Lana Del Rey: Ultraviolence

23 Jun

I enjoyed Lana Del Rey’s 2012 album Born to Die. It was over-stylized and a little too easy to digest, but nevertheless good, intriguing music. Even if it painted in cliché, the album itself made an interesting whole and the pictures it drew were unique, if not wholly novel. Additionally, it was highly consistent and coherent, both of which are necessary for something that tries to be new. Ultimately though, the album failed to live up to its breakout single “Video Games” and similarly her second album Ultraviolence fails to live up to Born to Die.

The album starts well. The title track is a wonderful trip into her world. There is all of the theater that defines her work, the sounds and imagery writ large for none to miss. When she does well, she can do very well. Her voice drifts languorously through exquisite soundscapes. It’s hard to find music quite as evocative as her best.

Sadly, that doesn’t sustain long enough and the album collapses a little on itself. Her pose starts to feel tired and the album devolves in places to mere emotional hooks instead of actual statements. Additionally, the lyrics are bad enough to break the mood in places. I don’t really need her crooning that she’s a bad girl and the ending of “Brooklyn Baby” is so painfully obvious that actually saying it is just crude.

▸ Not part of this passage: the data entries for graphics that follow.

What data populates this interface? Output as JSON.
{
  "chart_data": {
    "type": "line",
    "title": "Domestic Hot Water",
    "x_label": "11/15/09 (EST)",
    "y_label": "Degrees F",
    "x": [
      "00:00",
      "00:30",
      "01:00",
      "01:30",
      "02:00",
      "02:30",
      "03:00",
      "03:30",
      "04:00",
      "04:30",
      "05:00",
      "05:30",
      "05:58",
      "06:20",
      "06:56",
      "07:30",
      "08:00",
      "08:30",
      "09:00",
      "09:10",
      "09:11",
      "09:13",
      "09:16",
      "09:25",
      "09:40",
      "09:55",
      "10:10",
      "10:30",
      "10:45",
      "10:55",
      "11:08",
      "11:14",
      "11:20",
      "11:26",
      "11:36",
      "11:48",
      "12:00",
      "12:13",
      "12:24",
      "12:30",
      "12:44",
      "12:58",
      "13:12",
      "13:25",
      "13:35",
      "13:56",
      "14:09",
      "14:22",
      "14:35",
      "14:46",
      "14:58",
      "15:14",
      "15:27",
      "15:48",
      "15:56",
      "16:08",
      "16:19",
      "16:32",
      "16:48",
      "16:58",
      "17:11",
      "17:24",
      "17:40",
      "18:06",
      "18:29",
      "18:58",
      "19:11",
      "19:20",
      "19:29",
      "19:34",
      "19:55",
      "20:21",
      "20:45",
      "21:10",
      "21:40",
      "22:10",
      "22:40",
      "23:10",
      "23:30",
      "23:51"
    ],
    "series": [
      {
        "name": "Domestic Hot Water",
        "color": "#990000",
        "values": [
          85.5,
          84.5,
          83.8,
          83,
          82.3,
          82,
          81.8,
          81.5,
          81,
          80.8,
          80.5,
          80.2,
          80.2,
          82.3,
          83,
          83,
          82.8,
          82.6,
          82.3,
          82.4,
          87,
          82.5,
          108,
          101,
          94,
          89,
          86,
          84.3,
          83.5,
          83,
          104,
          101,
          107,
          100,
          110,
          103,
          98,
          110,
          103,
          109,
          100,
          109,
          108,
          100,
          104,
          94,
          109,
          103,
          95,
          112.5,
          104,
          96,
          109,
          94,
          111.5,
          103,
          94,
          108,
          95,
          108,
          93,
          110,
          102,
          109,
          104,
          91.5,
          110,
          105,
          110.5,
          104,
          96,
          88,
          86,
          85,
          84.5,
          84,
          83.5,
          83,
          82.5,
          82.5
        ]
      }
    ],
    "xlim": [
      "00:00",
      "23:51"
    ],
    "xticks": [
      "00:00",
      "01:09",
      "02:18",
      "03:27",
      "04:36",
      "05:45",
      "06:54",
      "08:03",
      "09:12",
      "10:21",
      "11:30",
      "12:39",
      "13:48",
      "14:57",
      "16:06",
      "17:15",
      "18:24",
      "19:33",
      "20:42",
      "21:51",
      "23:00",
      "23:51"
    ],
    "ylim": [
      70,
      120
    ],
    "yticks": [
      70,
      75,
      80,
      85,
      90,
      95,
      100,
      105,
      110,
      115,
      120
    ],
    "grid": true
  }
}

The album does sound quite different than Born to Die. This is slower and less catchy, but more rich and atmospheric, more theatrical. This is still very clearly a Lana Del Rey album though and there are not enough of those around. No one else makes pop that sounds like hers. All told, this is a quite reasonable album and she does get points for uniqueness, but this is still nothing more than reasonable.